Não é otimista a previsão que parlamentares de esquerda deram a integrantes do MST sobre a CPI que investiga o movimento. Admitem que a desvantagem numérica na comissão vai resultar em uma devassa contra as ações dos sem-terra.

Um tática tem sido tentar postergar as diligências que os deputados que compõem a comissão pedem. A bancada de esquerda não tem votos suficientes – e nem força – para negociar quais visitas devem ser priorizadas. Há o temor de que a CPI seja estendida por mais 120 dias, totalizando oito meses de desgaste para o movimento.

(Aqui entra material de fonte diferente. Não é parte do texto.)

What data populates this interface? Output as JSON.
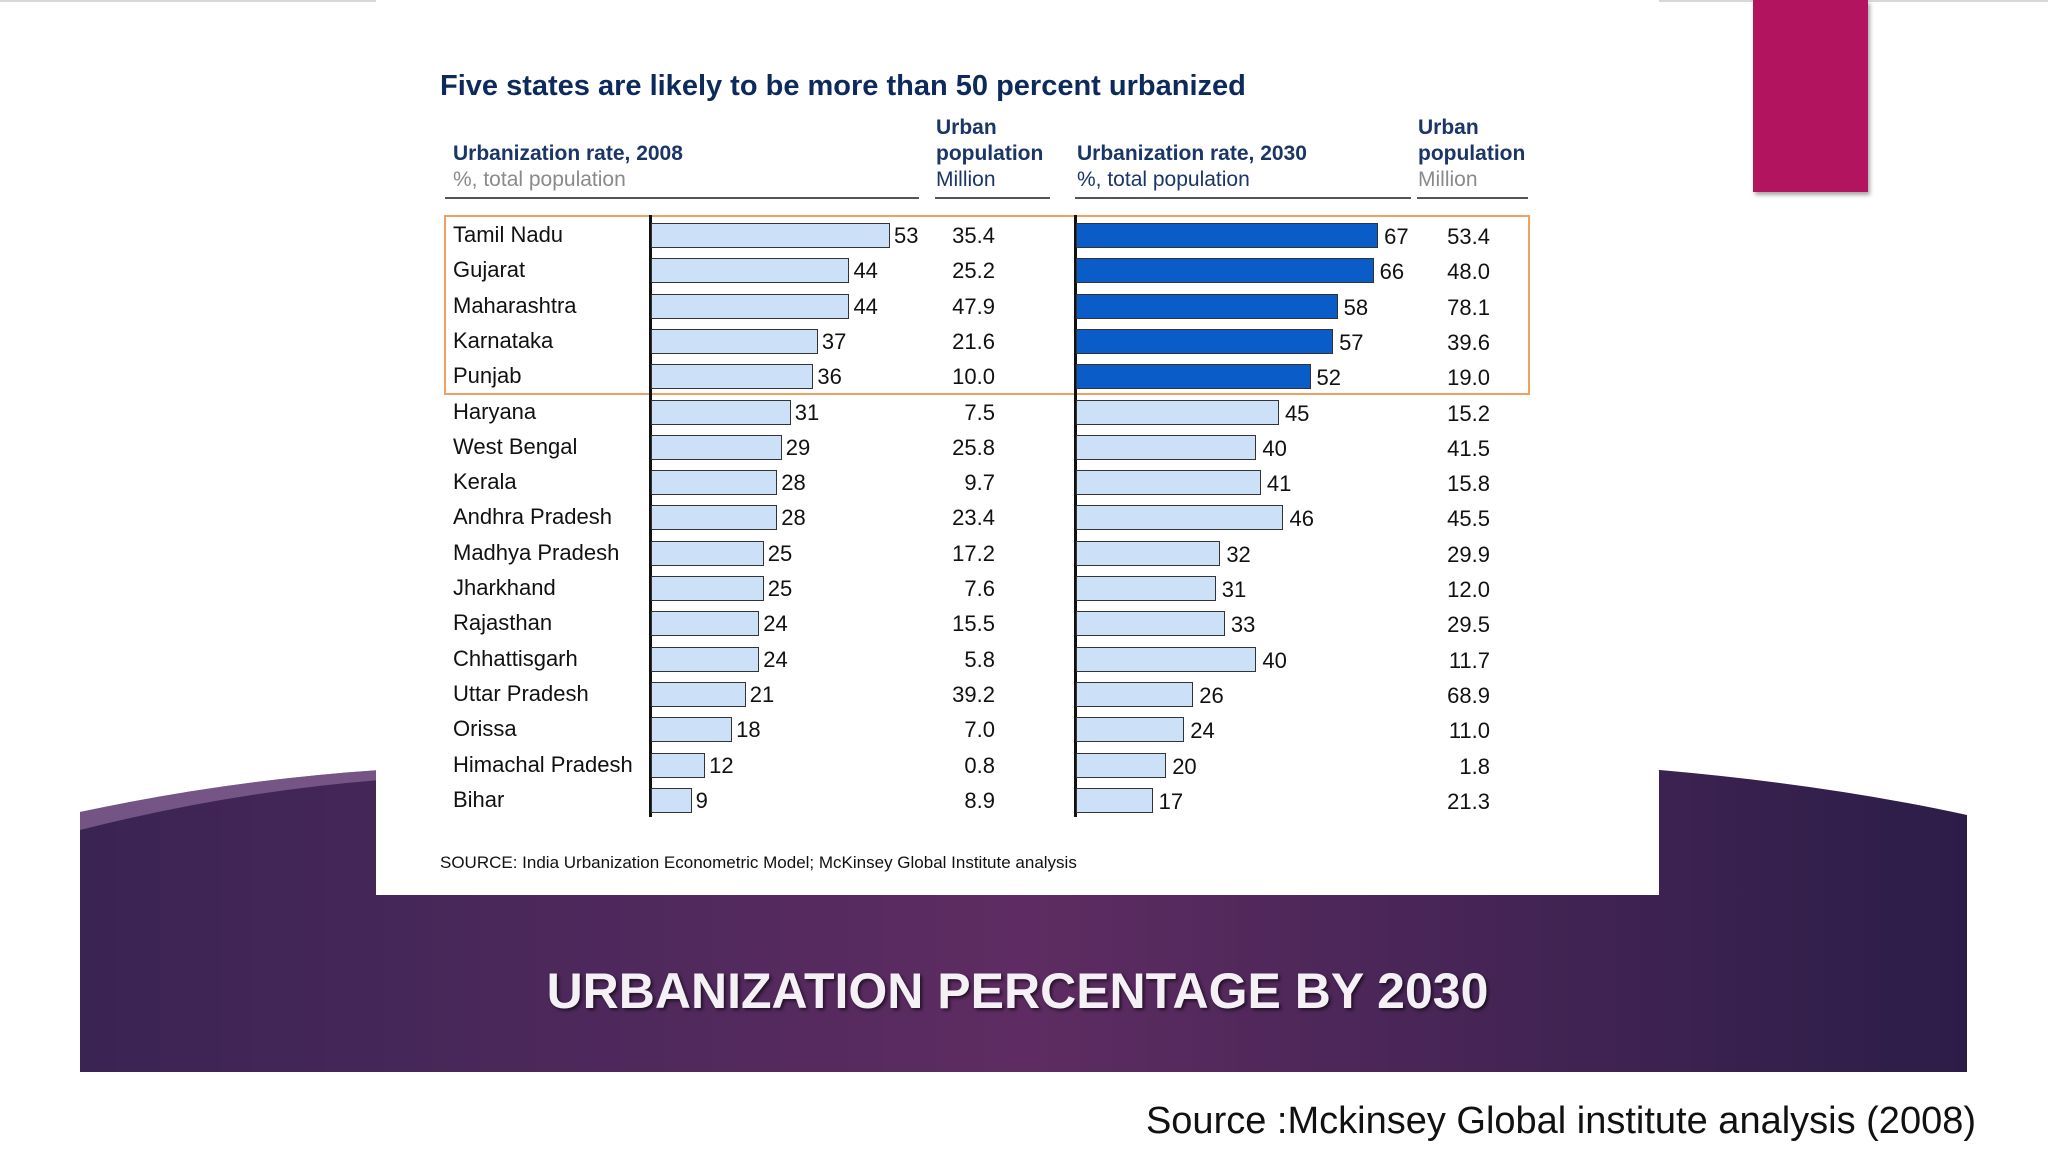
{
  "slide": {
    "title": "URBANIZATION PERCENTAGE BY 2030",
    "source": "Source :Mckinsey Global institute analysis (2008)",
    "accent_color": "#b2145f",
    "band_colors": [
      "#3a2454",
      "#5e2c62",
      "#2c1d48"
    ]
  },
  "chart_data": {
    "type": "bar",
    "orientation": "horizontal",
    "title": "Five states are likely to be more than 50 percent urbanized",
    "headers": {
      "rate_2008": "Urbanization rate, 2008",
      "rate_2008_unit": "%, total population",
      "pop_2008_line1": "Urban",
      "pop_2008_line2": "population",
      "pop_2008_unit": "Million",
      "rate_2030": "Urbanization rate, 2030",
      "rate_2030_unit": "%, total population",
      "pop_2030_line1": "Urban",
      "pop_2030_line2": "population",
      "pop_2030_unit": "Million"
    },
    "categories": [
      "Tamil Nadu",
      "Gujarat",
      "Maharashtra",
      "Karnataka",
      "Punjab",
      "Haryana",
      "West Bengal",
      "Kerala",
      "Andhra Pradesh",
      "Madhya Pradesh",
      "Jharkhand",
      "Rajasthan",
      "Chhattisgarh",
      "Uttar Pradesh",
      "Orissa",
      "Himachal Pradesh",
      "Bihar"
    ],
    "rate_2008": [
      53,
      44,
      44,
      37,
      36,
      31,
      29,
      28,
      28,
      25,
      25,
      24,
      24,
      21,
      18,
      12,
      9
    ],
    "pop_2008": [
      "35.4",
      "25.2",
      "47.9",
      "21.6",
      "10.0",
      "7.5",
      "25.8",
      "9.7",
      "23.4",
      "17.2",
      "7.6",
      "15.5",
      "5.8",
      "39.2",
      "7.0",
      "0.8",
      "8.9"
    ],
    "rate_2030": [
      67,
      66,
      58,
      57,
      52,
      45,
      40,
      41,
      46,
      32,
      31,
      33,
      40,
      26,
      24,
      20,
      17
    ],
    "pop_2030": [
      "53.4",
      "48.0",
      "78.1",
      "39.6",
      "19.0",
      "15.2",
      "41.5",
      "15.8",
      "45.5",
      "29.9",
      "12.0",
      "29.5",
      "11.7",
      "68.9",
      "11.0",
      "1.8",
      "21.3"
    ],
    "highlighted_count": 5,
    "colors": {
      "bar_light": "#cce0f7",
      "bar_highlight": "#0a5cc8",
      "highlight_box": "#f0a060",
      "title": "#0d2a5c"
    },
    "source": "SOURCE: India Urbanization Econometric Model; McKinsey Global Institute analysis"
  }
}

Os deputados e o MST dizem que elegeram o relator da comissão, Ricardo Salles (PL-SP), como o inimigo número 1. Afirmam que há diálogo até com o presidente do colegiado, Coronel Zucco (Republicanos-RS), mas não com o ex-ministro do Meio Ambiente – que queria fazer da CPI um palco para alavancar a sua candidatura à prefeitura de São Paulo.

Em desvantagem, o movimento cobrou do governo uma atuação maior junto ao presidente da Câmara, Arthur Lira (PP-AL) – que, como mostrou o Bastidor, também tem exercido a sua influência na CPI.

O argumento é que as investigações não devem parar no movimento e podem chegar ao governo federal. Por enquanto, o Palácio do Planalto não interferiu.